Soil Types & Soil Preparation
Soils are classified by the size of the most prevalent mineral component, and are generally described as sandy, clay or loam. Sand particles are relatively large and round, and fit together loosely; think of a bucket full of tennis balls. Clay particles are small and flat and pack tightly together; think of stacks of pancakes. Loam is comprised of a good balance of sand, clay and silt (silt is defined as particles of the earth that are somewhere in between sand and clay in size).
Sandy soil warms quickly in the spring, is light and easy to dig, drains quickly and contains a lot of oxygen. It doesn't retain water or nutrients so it dries out quickly and doesn't offer much in the way of plant nutrition. Unless you are growing plants that are adapted to sandy soil, plants grown in this kind of soil need frequent watering and fertilizing.
Clay soil retains moisture and nutrients, but is heavy and harder to dig than sandy soil. It warms slowly in the spring, drains slowly and contains little oxygen.
(Referred to as "normal" in our product quick facts box)
Loam has a good balance of clay, sand, silt and organic matter particles. It drains well, but doesn't dry out too fast. It is rich in plant nutrients, is easy to dig and has plenty of air space.
What type of soil do you have?
To get a general idea of your soil type, take a handful of moist soil and squeeze it. Clay soil forms a tight ball that stays together when you tap it. Sandy soil doesn't form a ball and may run through your fingers. Loam holds together when you squeeze it but falls apart when you tap it.
For a detailed report on your soil, you can gather samples and have them tested by a soil testing laboratory. Many states offer this service through the county Cooperative Extension office. Go to http://www.csrees.usda.gov/Extension/index.html to find the office nearest you. There are also private labs that test soil. Test results will tell you the type of soil you have, the amount of organic matter it contains, the nutrient levels and pH. The report usually suggests materials to add to your soil to improve it based on what you want to grow.
The ideal soil
So just what is the ideal soil? For most of the plants we sell at Great Garden Plants, you want a well-drained, loamy, nutrient rich soil with 5 percent organic matter and a pH between 6.0 and 7.2.
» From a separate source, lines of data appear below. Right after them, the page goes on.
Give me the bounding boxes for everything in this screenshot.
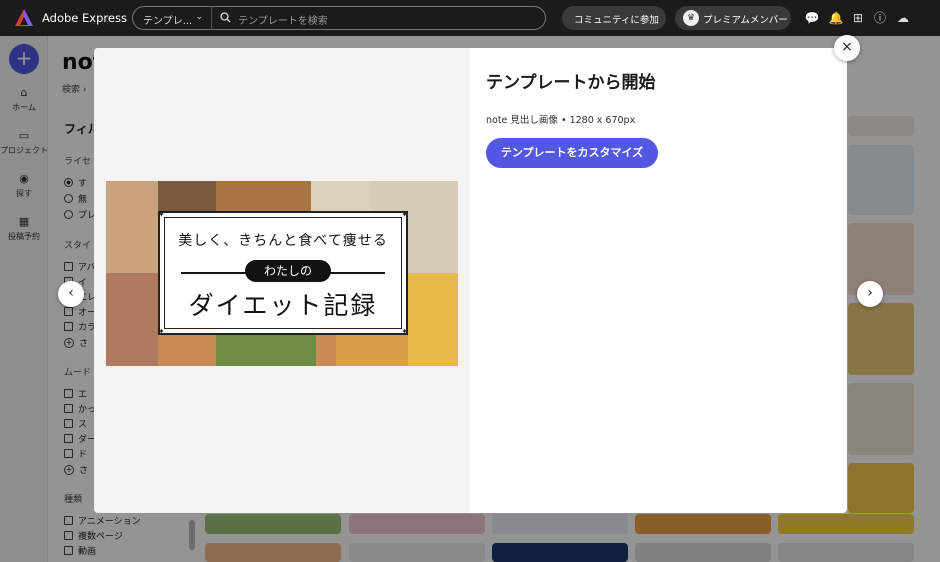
template-modal: 美しく、きちんと食べて痩せる わたしの ダイエット記録 ✦ ✦ ✦ ✦ テンプレ… (94, 48, 847, 513)
adobe-express-logo[interactable] (14, 8, 34, 28)
search-icon (220, 12, 231, 23)
chevron-down-icon: ⌄ (195, 12, 203, 22)
chevron-left-icon[interactable]: ‹ (58, 281, 84, 307)
photo-tile (158, 181, 216, 211)
premium-member-button[interactable]: ♛ プレミアムメンバー (675, 6, 791, 30)
brand-name[interactable]: Adobe Express (42, 11, 127, 25)
preview-headline: 美しく、きちんと食べて痩せる (178, 233, 388, 249)
help-icon[interactable]: ⓘ (872, 10, 888, 26)
photo-tile (216, 335, 316, 366)
template-info: テンプレートから開始 note 見出し画像 • 1280 x 670px テンプ… (486, 68, 658, 168)
preview-main-title: ダイエット記録 (188, 291, 378, 320)
customize-template-button[interactable]: テンプレートをカスタマイズ (486, 138, 658, 168)
photo-tile (408, 273, 458, 366)
template-meta: note 見出し画像 • 1280 x 670px (486, 115, 636, 126)
premium-member-label: プレミアムメンバー (703, 15, 788, 26)
template-type-select[interactable]: テンプレ... ⌄ (132, 6, 212, 30)
ornament-icon: ✦ (158, 327, 165, 336)
title-card-frame: 美しく、きちんと食べて痩せる わたしの ダイエット記録 (164, 217, 402, 329)
search-input[interactable]: テンプレートを検索 (211, 6, 546, 30)
photo-tile (106, 181, 158, 273)
template-preview-image[interactable]: 美しく、きちんと食べて痩せる わたしの ダイエット記録 ✦ ✦ ✦ ✦ (106, 181, 458, 366)
search-placeholder: テンプレートを検索 (238, 16, 328, 27)
photo-tile (311, 181, 371, 211)
preview-subtitle: わたしの (245, 260, 331, 282)
apps-grid-icon[interactable]: ⊞ (850, 10, 866, 26)
photo-tile (216, 181, 311, 211)
community-button-label: コミュニティに参加 (574, 15, 659, 26)
chat-icon[interactable]: 💬 (804, 10, 820, 26)
chevron-right-icon[interactable]: › (857, 281, 883, 307)
ornament-icon: ✦ (401, 210, 408, 219)
photo-tile (106, 273, 158, 366)
top-bar: Adobe Express テンプレ... ⌄ テンプレートを検索 コミュニティ… (0, 0, 940, 36)
photo-tile (336, 335, 408, 366)
close-icon[interactable]: × (834, 35, 860, 61)
community-button[interactable]: コミュニティに参加 (562, 6, 666, 30)
modal-title: テンプレートから開始 (486, 73, 656, 93)
crown-icon: ♛ (683, 10, 699, 26)
template-type-value: テンプレ... (143, 16, 193, 27)
preview-pane: 美しく、きちんと食べて痩せる わたしの ダイエット記録 ✦ ✦ ✦ ✦ (94, 48, 470, 513)
ornament-icon: ✦ (401, 327, 408, 336)
preview-title-card: 美しく、きちんと食べて痩せる わたしの ダイエット記録 ✦ ✦ ✦ ✦ (158, 210, 408, 336)
bell-icon[interactable]: 🔔 (828, 10, 844, 26)
ornament-icon: ✦ (158, 210, 165, 219)
creative-cloud-icon[interactable]: ☁ (895, 10, 911, 26)
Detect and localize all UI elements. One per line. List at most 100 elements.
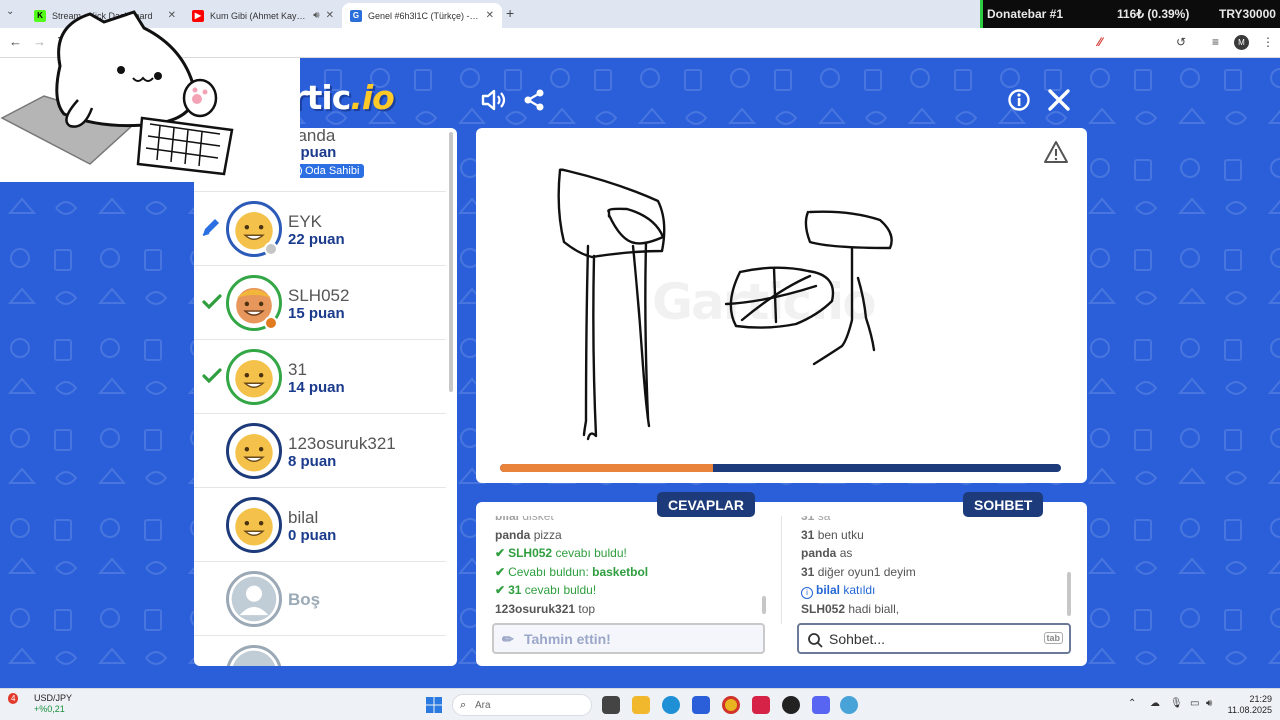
check-icon [202, 294, 222, 310]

Now that we know what the ideal soil is, how do you get it? Soil preparation is the answer. Keep in mind that perennials, trees, shrubs and vines are permanent residents in your landscape, so preparing the planting area is the best investment you can make to get your plants off to a good start.
For best results, plants must have good drainage, adequate nutrients and available water at all times. If you are creating a new garden bed, begin by removing grass and weeds. Start by "peeling away" about two inches of the surface, and "skimming" the grass off with a spade.
Spread 2-3 inches of organic matter such as peat moss, compost, or aged manure (up to 4 inches if the soil is very poor), over the planting area, and thoroughly dig in, or till to a minimum depth of 6-8 inches. This will improve drainage in heavy clay soil, and will help sandy soil hold moisture longer. Break up clods of dirt, and remove rocks. Rake the soil level, and remove any large clumps.
Because the pH range of approximately 6 to 7 promotes the most ready availability of plant nutrients, and can also influence plant growth by its effect on activity of beneficial microorganisms, knowing your soil pH is important. The most accurate method of determining soil pH is having samples tested by a lab. A second option, which is simple and easy, consists of using a pH meter, or using certain indicators, or dyes. Meters and soil dye test kits can be found in many stores that offer gardening supplies. Be sure to test the soil in different areas of your garden, and at different depths (top 3 inches, 6 inches, and 12 inches) as plant deterioration, manure, and microbial activity can affect pH levels.
If your soil test indicates your pH is too high or too low, add lime or sulphur to correct it. A pH below 6.0 means your soil is acidic, and may need to be adjusted with dolomitic limestone. If the pH is above 7.2, your soil is alkaline, and can be adjusted with iron sulfate. Refer to your soil test for recommendations on additional plant nutrients.
In established gardens, remember to add organic matter every time you add a new plant. It's also a good policy to add a 2 or 3 inch layer of organic matter on top of the soil in the fall. As the organic matter breaks down, it will improve soil structure, help maintain a pH balance, and feed plants.